Right, the compile error is a casting issue telling me I cannot assign a JavaPairRDD<Partition, Body> to a JavaPairRDD<Object, Object>. It happens in the mapToPair() method.




On 9 July 2014 19:52, Sean Owen <sowen@cloudera.com> wrote:
You forgot the compile error!


On Wed, Jul 9, 2014 at 6:14 PM, Silvina Caíno Lores <silvi.caino@gmail.com> wrote:
Hi everyone,

I am new to Spark and I'm having problems to make my code compile. I have the feeling I might be misunderstanding the functions so I would be very glad to get some insight in what could be wrong.

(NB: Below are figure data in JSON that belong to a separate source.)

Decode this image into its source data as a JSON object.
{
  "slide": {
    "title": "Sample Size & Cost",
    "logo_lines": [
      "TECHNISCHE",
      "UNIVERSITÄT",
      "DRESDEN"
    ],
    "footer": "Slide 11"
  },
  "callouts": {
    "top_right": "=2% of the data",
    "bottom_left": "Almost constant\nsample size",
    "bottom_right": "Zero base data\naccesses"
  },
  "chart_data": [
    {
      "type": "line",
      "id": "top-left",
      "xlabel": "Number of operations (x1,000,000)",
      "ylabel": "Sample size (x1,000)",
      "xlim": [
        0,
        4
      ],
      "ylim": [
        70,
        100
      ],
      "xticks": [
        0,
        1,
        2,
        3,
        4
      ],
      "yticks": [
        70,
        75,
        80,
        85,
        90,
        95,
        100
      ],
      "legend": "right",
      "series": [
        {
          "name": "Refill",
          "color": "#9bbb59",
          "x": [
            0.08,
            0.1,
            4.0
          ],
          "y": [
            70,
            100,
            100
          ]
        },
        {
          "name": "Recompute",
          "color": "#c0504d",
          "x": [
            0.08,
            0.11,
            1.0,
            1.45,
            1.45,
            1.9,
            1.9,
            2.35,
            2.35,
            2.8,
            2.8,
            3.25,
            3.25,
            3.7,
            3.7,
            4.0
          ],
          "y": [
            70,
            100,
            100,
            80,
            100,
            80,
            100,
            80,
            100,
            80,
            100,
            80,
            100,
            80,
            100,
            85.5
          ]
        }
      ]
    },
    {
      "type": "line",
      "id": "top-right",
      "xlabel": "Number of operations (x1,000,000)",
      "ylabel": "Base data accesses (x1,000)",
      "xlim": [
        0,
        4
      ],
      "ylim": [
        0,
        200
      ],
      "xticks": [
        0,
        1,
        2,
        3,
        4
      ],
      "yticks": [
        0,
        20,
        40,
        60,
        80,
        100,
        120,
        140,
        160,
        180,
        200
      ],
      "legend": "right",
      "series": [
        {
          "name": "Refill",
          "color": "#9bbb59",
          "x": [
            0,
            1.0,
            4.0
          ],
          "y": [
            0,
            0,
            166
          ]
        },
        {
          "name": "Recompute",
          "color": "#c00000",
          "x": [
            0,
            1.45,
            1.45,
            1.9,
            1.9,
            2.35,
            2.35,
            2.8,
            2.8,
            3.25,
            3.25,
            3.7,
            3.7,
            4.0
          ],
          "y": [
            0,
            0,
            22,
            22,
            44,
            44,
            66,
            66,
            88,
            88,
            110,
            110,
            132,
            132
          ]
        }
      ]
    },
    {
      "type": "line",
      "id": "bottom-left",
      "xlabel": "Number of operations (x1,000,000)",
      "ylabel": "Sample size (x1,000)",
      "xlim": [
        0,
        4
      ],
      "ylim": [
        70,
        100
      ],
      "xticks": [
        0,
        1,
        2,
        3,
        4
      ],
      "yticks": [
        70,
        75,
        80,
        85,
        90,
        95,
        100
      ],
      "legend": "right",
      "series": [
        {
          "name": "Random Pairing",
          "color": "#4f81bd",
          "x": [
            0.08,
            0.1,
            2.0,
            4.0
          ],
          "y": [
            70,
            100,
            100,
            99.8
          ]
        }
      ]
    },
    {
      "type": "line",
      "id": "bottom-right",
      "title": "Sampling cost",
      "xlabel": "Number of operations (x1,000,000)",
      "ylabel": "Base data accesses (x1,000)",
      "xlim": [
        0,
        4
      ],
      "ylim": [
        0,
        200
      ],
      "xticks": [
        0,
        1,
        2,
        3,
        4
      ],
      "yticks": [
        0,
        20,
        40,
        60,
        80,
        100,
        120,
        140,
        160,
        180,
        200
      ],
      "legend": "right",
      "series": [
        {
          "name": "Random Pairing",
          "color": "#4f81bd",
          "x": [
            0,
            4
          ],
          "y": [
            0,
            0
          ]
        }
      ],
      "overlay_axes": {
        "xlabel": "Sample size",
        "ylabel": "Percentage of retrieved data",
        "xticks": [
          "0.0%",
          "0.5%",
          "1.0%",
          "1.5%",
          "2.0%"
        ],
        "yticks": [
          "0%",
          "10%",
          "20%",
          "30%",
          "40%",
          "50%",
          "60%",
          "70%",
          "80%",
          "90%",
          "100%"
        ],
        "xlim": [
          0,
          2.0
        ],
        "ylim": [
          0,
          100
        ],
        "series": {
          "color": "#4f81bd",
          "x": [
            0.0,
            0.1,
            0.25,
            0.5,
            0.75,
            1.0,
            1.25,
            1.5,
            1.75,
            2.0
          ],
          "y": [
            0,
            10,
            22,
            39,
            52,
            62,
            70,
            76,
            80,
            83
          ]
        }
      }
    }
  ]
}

The problematic code is the following:

JavaRDD<Body> bodies = lines.map(l -> {Body b = new Body(); b.parse(l);} );

JavaPairRDD<Partition, Iterable<Body>> partitions =
                    bodies.mapToPair(b -> b.computePartitions(maxDistance)).groupByKey();


Partition and Body are defined inside the driver class. Body contains the following definition:

protected Iterable<Tuple2<Partition, Body>> computePartitions (int maxDistance)

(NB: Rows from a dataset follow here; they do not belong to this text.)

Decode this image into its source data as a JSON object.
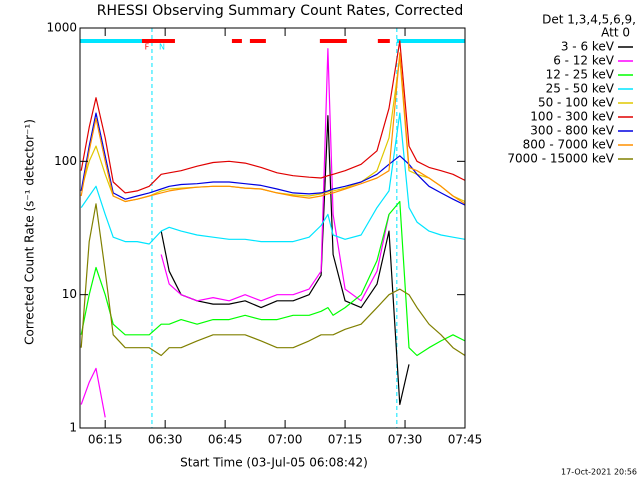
{
  "chart_data": {
    "type": "line",
    "title": "RHESSI Observing Summary Count Rates, Corrected",
    "x_label": "Start Time (03-Jul-05 06:08:42)",
    "y_label": "Corrected Count Rate (s⁻¹ detector⁻¹)",
    "legend_header": [
      "Det 1,3,4,5,6,9,",
      "Att 0"
    ],
    "timestamp": "17-Oct-2021 20:56",
    "log_y": true,
    "xlim": [
      368.7,
      465
    ],
    "xticks": [
      {
        "value": 375,
        "label": "06:15"
      },
      {
        "value": 390,
        "label": "06:30"
      },
      {
        "value": 405,
        "label": "06:45"
      },
      {
        "value": 420,
        "label": "07:00"
      },
      {
        "value": 435,
        "label": "07:15"
      },
      {
        "value": 450,
        "label": "07:30"
      },
      {
        "value": 465,
        "label": "07:45"
      }
    ],
    "ylim": [
      1,
      1000
    ],
    "yticks": [
      1,
      10,
      100,
      1000
    ],
    "flags": [
      {
        "label": "N",
        "color": "#00e5ff",
        "intervals": [
          [
            368.7,
            386.7
          ],
          [
            447.95,
            465
          ]
        ]
      },
      {
        "label": "F",
        "color": "#ff0000",
        "intervals": [
          [
            384.2,
            392.45
          ],
          [
            406.7,
            409.2
          ],
          [
            411.2,
            415.2
          ],
          [
            428.7,
            435.45
          ],
          [
            443.2,
            446.2
          ]
        ]
      }
    ],
    "x": [
      369,
      371,
      372.7,
      375,
      377,
      380,
      383,
      386,
      389,
      391,
      394,
      398,
      402,
      406,
      410,
      414,
      418,
      422,
      426,
      429,
      430.7,
      432,
      435,
      439,
      443,
      446,
      448.7,
      451,
      453,
      456,
      459,
      462,
      465
    ],
    "series": [
      {
        "name": "3 - 6 keV",
        "color": "#000000",
        "values": [
          null,
          null,
          null,
          null,
          null,
          null,
          null,
          null,
          30,
          15,
          10,
          9,
          8.5,
          8.5,
          9,
          8,
          9,
          9,
          10,
          14,
          220,
          20,
          9,
          8,
          12,
          30,
          1.5,
          3,
          null,
          null,
          null,
          null,
          null
        ]
      },
      {
        "name": "6 - 12 keV",
        "color": "#ff00ff",
        "values": [
          1.5,
          2.2,
          2.8,
          1.2,
          null,
          null,
          null,
          null,
          20,
          12,
          10,
          9,
          9.5,
          9,
          10,
          9,
          10,
          10,
          11,
          15,
          700,
          40,
          11,
          9,
          15,
          40,
          null,
          null,
          null,
          null,
          null,
          null,
          null
        ]
      },
      {
        "name": "12 - 25 keV",
        "color": "#00ff00",
        "values": [
          5,
          10,
          16,
          10,
          6,
          5,
          5,
          5,
          6,
          6,
          6.5,
          6,
          6.5,
          6.5,
          7,
          6.5,
          6.5,
          7,
          7,
          7.5,
          8,
          7,
          8,
          10,
          18,
          40,
          50,
          4,
          3.5,
          4,
          4.5,
          5,
          4.5
        ]
      },
      {
        "name": "25 - 50 keV",
        "color": "#00e5ff",
        "values": [
          45,
          55,
          65,
          40,
          27,
          25,
          25,
          24,
          30,
          32,
          30,
          28,
          27,
          26,
          26,
          25,
          25,
          25,
          27,
          33,
          40,
          28,
          26,
          28,
          45,
          60,
          230,
          45,
          35,
          30,
          28,
          27,
          26
        ]
      },
      {
        "name": "50 - 100 keV",
        "color": "#e0c800",
        "values": [
          60,
          100,
          130,
          80,
          55,
          50,
          52,
          55,
          60,
          62,
          63,
          64,
          65,
          65,
          63,
          62,
          58,
          56,
          55,
          57,
          59,
          60,
          63,
          70,
          85,
          150,
          600,
          85,
          80,
          75,
          65,
          55,
          50
        ]
      },
      {
        "name": "100 - 300 keV",
        "color": "#e00000",
        "values": [
          85,
          180,
          300,
          150,
          70,
          58,
          60,
          65,
          80,
          82,
          85,
          92,
          98,
          100,
          97,
          90,
          82,
          78,
          76,
          75,
          78,
          80,
          85,
          95,
          120,
          250,
          800,
          130,
          100,
          90,
          85,
          80,
          72
        ]
      },
      {
        "name": "300 - 800 keV",
        "color": "#0000e0",
        "values": [
          60,
          130,
          230,
          110,
          58,
          52,
          55,
          58,
          62,
          65,
          67,
          68,
          70,
          70,
          68,
          66,
          62,
          58,
          57,
          58,
          60,
          62,
          65,
          70,
          80,
          95,
          110,
          95,
          80,
          65,
          58,
          52,
          47
        ]
      },
      {
        "name": "800 - 7000 keV",
        "color": "#ff9000",
        "values": [
          55,
          120,
          210,
          100,
          55,
          50,
          52,
          55,
          58,
          60,
          62,
          64,
          65,
          65,
          63,
          62,
          58,
          55,
          53,
          55,
          57,
          58,
          62,
          68,
          75,
          85,
          650,
          90,
          85,
          75,
          65,
          55,
          48
        ]
      },
      {
        "name": "7000 - 15000 keV",
        "color": "#808000",
        "values": [
          4,
          25,
          48,
          15,
          5,
          4,
          4,
          4,
          3.5,
          4,
          4,
          4.5,
          5,
          5,
          5,
          4.5,
          4,
          4,
          4.5,
          5,
          5,
          5,
          5.5,
          6,
          8,
          10,
          11,
          10,
          8,
          6,
          5,
          4,
          3.5
        ]
      }
    ]
  }
}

The idea is to reproduce the following schema:

The first map results in: body1, body2, ... 
The mapToPair should output several of these: (partition_i, body1), (partition_i, body2)...
Which are gathered by key as follows: (partition_i, (body1, body_n....), (partition_i', (body2, body_n') ...

Thanks in advance.
Regards,
Silvina